Following the attack, Amy Myers Jaffe shared this thought:

“This is as close as you can get to the jugular of infrastructure in the United States. It’s not a major pipeline. It’s the pipeline.”

But all things considered, the attack itself was relatively benign.

For a multi-billion-dollar company, a couple of million bucks in ransom payment is merely a speeding ticket. The black eye and bruised ego that accompanied the related public backlash were also undoubtedly uncomfortable. However, the pipeline itself incurred no physical damage from the attack.

This time around, Colonial Pipeline escaped the incident relatively unscathed.

While the attack itself wasn’t particularly damaging, it served as a reminder that our energy system will continue to face similar threats from now until the end of time. Because it’s that energy system that facilitates the lives we live daily; by powering much of our transportation system and keeping our lights on.

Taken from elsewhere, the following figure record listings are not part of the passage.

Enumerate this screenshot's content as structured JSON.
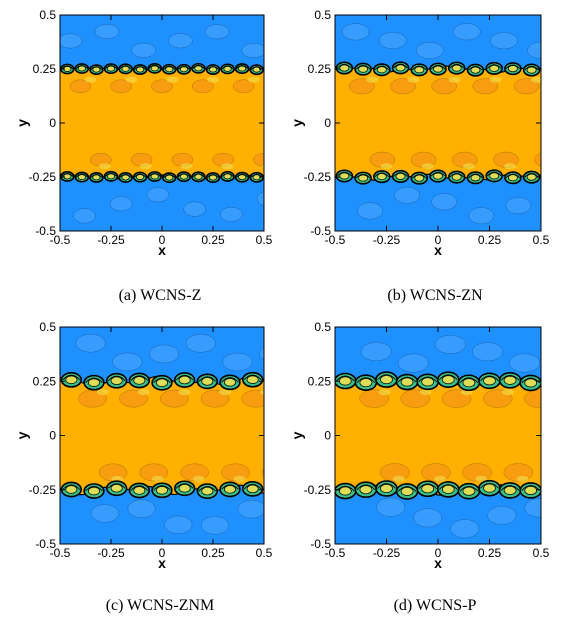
{
  "figure": {
    "panels": [
      {
        "caption": "(a) WCNS-Z",
        "xlabel": "x",
        "ylabel": "y",
        "xticks": [
          "-0.5",
          "-0.25",
          "0",
          "0.25",
          "0.5"
        ],
        "yticks": [
          "0.5",
          "0.25",
          "0",
          "-0.25",
          "-0.5"
        ],
        "roll_amplitude": 0.18,
        "n_rolls": 14,
        "perturbation": 0.25
      },
      {
        "caption": "(b) WCNS-ZN",
        "xlabel": "x",
        "ylabel": "y",
        "xticks": [
          "-0.5",
          "-0.25",
          "0",
          "0.25",
          "0.5"
        ],
        "yticks": [
          "0.5",
          "0.25",
          "0",
          "-0.25",
          "-0.5"
        ],
        "roll_amplitude": 0.3,
        "n_rolls": 11,
        "perturbation": 0.45
      },
      {
        "caption": "(c) WCNS-ZNM",
        "xlabel": "x",
        "ylabel": "y",
        "xticks": [
          "-0.5",
          "-0.25",
          "0",
          "0.25",
          "0.5"
        ],
        "yticks": [
          "0.5",
          "0.25",
          "0",
          "-0.25",
          "-0.5"
        ],
        "roll_amplitude": 0.45,
        "n_rolls": 9,
        "perturbation": 0.6
      },
      {
        "caption": "(d) WCNS-P",
        "xlabel": "x",
        "ylabel": "y",
        "xticks": [
          "-0.5",
          "-0.25",
          "0",
          "0.25",
          "0.5"
        ],
        "yticks": [
          "0.5",
          "0.25",
          "0",
          "-0.25",
          "-0.5"
        ],
        "roll_amplitude": 0.5,
        "n_rolls": 10,
        "perturbation": 0.65
      }
    ],
    "colors": {
      "outer": "#1e90ff",
      "outer_light": "#4aa8ff",
      "inner": "#ffb000",
      "inner_dark": "#f08c1e",
      "shear_green": "#38c08c",
      "shear_yellow": "#f2e052",
      "contour": "#000000"
    }
  }
}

It should come as no surprise that cybercriminals will continue targeting the energy; the bedrock of our economy and an industry that plays a critical role in ensuring our national security.

For U.S. policymakers, the pipeline’s security breach reawakened the debate around what to do to shore up America’s cyber defence around critical infrastructure. U.S. Senator Ed Markey (D-MA) had this to say:

“The federal inability to prevent and effectively respond to cyberattacks turns our pipeline system into a risk for communities and an increasingly vulnerable component of our electricity system,”

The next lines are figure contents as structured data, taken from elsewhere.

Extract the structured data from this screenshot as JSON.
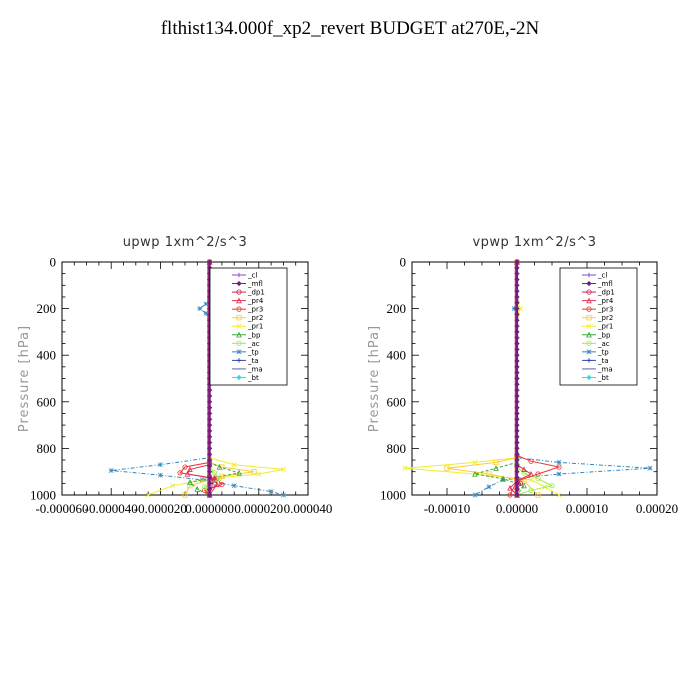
{
  "page": {
    "title": "flthist134.000f_xp2_revert  BUDGET at270E,-2N"
  },
  "legend_entries": [
    "_cl",
    "_mfl",
    "_dp1",
    "_pr4",
    "_pr3",
    "_pr2",
    "_pr1",
    "_bp",
    "_ac",
    "_tp",
    "_ta",
    "_ma",
    "_bt"
  ],
  "colors": {
    "_cl": "#8844cc",
    "_mfl": "#7a1a7a",
    "_dp1": "#cc2255",
    "_pr4": "#dd3355",
    "_pr3": "#ee3333",
    "_pr2": "#ffcc33",
    "_pr1": "#eeee33",
    "_bp": "#33aa33",
    "_ac": "#99ee44",
    "_tp": "#3388bb",
    "_ta": "#3344aa",
    "_ma": "#5566aa",
    "_bt": "#33dddd"
  },
  "chart_data": [
    {
      "type": "line",
      "title": "upwp   1xm^2/s^3",
      "ylabel": "Pressure [hPa]",
      "xlabel": "",
      "xlim": [
        -6e-05,
        4e-05
      ],
      "ylim": [
        1000,
        0
      ],
      "y_inverted": true,
      "xticks": [
        "-0.000060",
        "-0.000040",
        "-0.000020",
        "0.000000",
        "0.000020",
        "0.000040"
      ],
      "xtick_values": [
        -6e-05,
        -4e-05,
        -2e-05,
        0,
        2e-05,
        4e-05
      ],
      "yticks": [
        "0",
        "200",
        "400",
        "600",
        "800",
        "1000"
      ],
      "ytick_values": [
        0,
        200,
        400,
        600,
        800,
        1000
      ],
      "legend": "top-right",
      "series": [
        {
          "name": "_tp",
          "x": [
            0,
            0,
            -1.5e-06,
            -4e-06,
            -1.5e-06,
            0,
            0,
            -2e-05,
            -4e-05,
            -2e-05,
            -3e-06,
            1e-05,
            2.5e-05,
            3e-05
          ],
          "y": [
            0,
            150,
            180,
            200,
            220,
            260,
            840,
            870,
            895,
            915,
            935,
            960,
            985,
            1000
          ]
        },
        {
          "name": "_pr1",
          "x": [
            0,
            0,
            1.5e-06,
            3e-06,
            1.5e-06,
            0,
            0,
            1e-05,
            3e-05,
            2e-05,
            0,
            -1.5e-05,
            -2.5e-05
          ],
          "y": [
            0,
            160,
            180,
            200,
            220,
            260,
            840,
            870,
            890,
            910,
            930,
            960,
            1000
          ]
        },
        {
          "name": "_pr2",
          "x": [
            0,
            0,
            1e-06,
            0,
            0,
            5e-06,
            1.8e-05,
            5e-06,
            -8e-06,
            -1e-05
          ],
          "y": [
            0,
            170,
            200,
            240,
            860,
            880,
            900,
            920,
            960,
            1000
          ]
        },
        {
          "name": "_bp",
          "x": [
            0,
            0,
            4e-06,
            1.2e-05,
            2e-06,
            -8e-06,
            -5e-06,
            0
          ],
          "y": [
            0,
            860,
            880,
            905,
            925,
            945,
            975,
            1000
          ]
        },
        {
          "name": "_pr3",
          "x": [
            0,
            0,
            -1e-05,
            -1.2e-05,
            3e-06,
            5e-06,
            -2e-06,
            0
          ],
          "y": [
            0,
            860,
            880,
            905,
            930,
            955,
            980,
            1000
          ]
        },
        {
          "name": "_pr4",
          "x": [
            0,
            0,
            -8e-06,
            -9e-06,
            2e-06,
            3e-06,
            0
          ],
          "y": [
            0,
            870,
            890,
            910,
            930,
            955,
            1000
          ]
        },
        {
          "name": "_ac",
          "x": [
            0,
            0,
            2e-06,
            4e-06,
            -2e-06,
            0
          ],
          "y": [
            0,
            880,
            905,
            930,
            965,
            1000
          ]
        },
        {
          "name": "_dp1",
          "x": [
            0,
            0,
            1e-06,
            1e-06,
            0
          ],
          "y": [
            0,
            920,
            940,
            960,
            1000
          ]
        },
        {
          "name": "_ma",
          "x": [
            0,
            0,
            0
          ],
          "y": [
            0,
            500,
            1000
          ]
        },
        {
          "name": "_ta",
          "x": [
            0,
            0,
            0
          ],
          "y": [
            0,
            500,
            1000
          ]
        },
        {
          "name": "_cl",
          "x": [
            0,
            0,
            0
          ],
          "y": [
            0,
            500,
            1000
          ]
        },
        {
          "name": "_mfl",
          "x": [
            0,
            0,
            0
          ],
          "y": [
            0,
            500,
            1000
          ]
        },
        {
          "name": "_bt",
          "x": [
            0,
            0,
            0
          ],
          "y": [
            0,
            500,
            1000
          ]
        }
      ]
    },
    {
      "type": "line",
      "title": "vpwp   1xm^2/s^3",
      "ylabel": "Pressure [hPa]",
      "xlabel": "",
      "xlim": [
        -0.00015,
        0.0002
      ],
      "ylim": [
        1000,
        0
      ],
      "y_inverted": true,
      "xticks": [
        "-0.00010",
        "0.00000",
        "0.00010",
        "0.00020"
      ],
      "xtick_values": [
        -0.0001,
        0,
        0.0001,
        0.0002
      ],
      "yticks": [
        "0",
        "200",
        "400",
        "600",
        "800",
        "1000"
      ],
      "ytick_values": [
        0,
        200,
        400,
        600,
        800,
        1000
      ],
      "legend": "top-right",
      "series": [
        {
          "name": "_tp",
          "x": [
            0,
            0,
            -4e-06,
            0,
            0,
            0,
            6e-05,
            0.00019,
            6e-05,
            -2e-05,
            -4e-05,
            -6e-05
          ],
          "y": [
            0,
            170,
            200,
            230,
            820,
            840,
            860,
            885,
            910,
            935,
            965,
            1000
          ]
        },
        {
          "name": "_pr1",
          "x": [
            0,
            0,
            5e-06,
            0,
            0,
            0,
            -6e-05,
            -0.00016,
            -6e-05,
            2e-05,
            4e-05,
            6e-05
          ],
          "y": [
            0,
            170,
            200,
            230,
            820,
            840,
            860,
            885,
            910,
            935,
            965,
            1000
          ]
        },
        {
          "name": "_pr2",
          "x": [
            0,
            0,
            -3e-05,
            -0.0001,
            -4e-05,
            1e-05,
            3e-05
          ],
          "y": [
            0,
            840,
            860,
            885,
            910,
            940,
            1000
          ]
        },
        {
          "name": "_pr3",
          "x": [
            0,
            0,
            2e-05,
            6e-05,
            3e-05,
            0,
            -1e-05
          ],
          "y": [
            0,
            830,
            855,
            880,
            910,
            940,
            1000
          ]
        },
        {
          "name": "_bp",
          "x": [
            0,
            0,
            -3e-05,
            -6e-05,
            -2e-05,
            1e-05,
            0
          ],
          "y": [
            0,
            860,
            885,
            910,
            930,
            960,
            1000
          ]
        },
        {
          "name": "_ac",
          "x": [
            0,
            0,
            1e-05,
            3e-05,
            5e-05,
            2e-05,
            0
          ],
          "y": [
            0,
            880,
            905,
            930,
            960,
            980,
            1000
          ]
        },
        {
          "name": "_pr4",
          "x": [
            0,
            0,
            1e-05,
            2e-05,
            0,
            -1e-05,
            0
          ],
          "y": [
            0,
            870,
            890,
            910,
            940,
            970,
            1000
          ]
        },
        {
          "name": "_dp1",
          "x": [
            0,
            0,
            5e-06,
            0,
            0
          ],
          "y": [
            0,
            930,
            950,
            975,
            1000
          ]
        },
        {
          "name": "_ma",
          "x": [
            0,
            0,
            0
          ],
          "y": [
            0,
            500,
            1000
          ]
        },
        {
          "name": "_ta",
          "x": [
            0,
            0,
            0
          ],
          "y": [
            0,
            500,
            1000
          ]
        },
        {
          "name": "_cl",
          "x": [
            0,
            0,
            0
          ],
          "y": [
            0,
            500,
            1000
          ]
        },
        {
          "name": "_mfl",
          "x": [
            0,
            0,
            0
          ],
          "y": [
            0,
            500,
            1000
          ]
        },
        {
          "name": "_bt",
          "x": [
            0,
            0,
            0
          ],
          "y": [
            0,
            500,
            1000
          ]
        }
      ]
    }
  ]
}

Thanks for stating the obvious, Ed!


💻 What the Future Will Hold

In 2017, the WSJ released an article documenting the history of cyberattacks launched by Russian-affiliated entities targeting U.S. electrical utilities. I found this line to be particularly troubling:

“For example, many experts fear that a skilled technician could use unfettered access to change some equipment’s settings. That could make them unreliable in unexpected ways, causing utility engineers to do things that would result in extensive damage and potentially lengthy blackouts.

In the future, as our energy system continues to become more technically complex, the opportunities to take advantage of it will continue to rise.

It isn’t a stretch to imagine that foreign entities could use system vulnerabilities to damage critical infrastructure instead of simply seeking ransom payments. In doing so, the repercussions for our energy system could be much more significant.

It will be interesting to see how cybercrime evolves in the years to come. And how policymakers and regulators address the ongoing challenge of cyber security.

But hey, on the bright side, at least stable internet access has facilitated the world’s ability to work from home!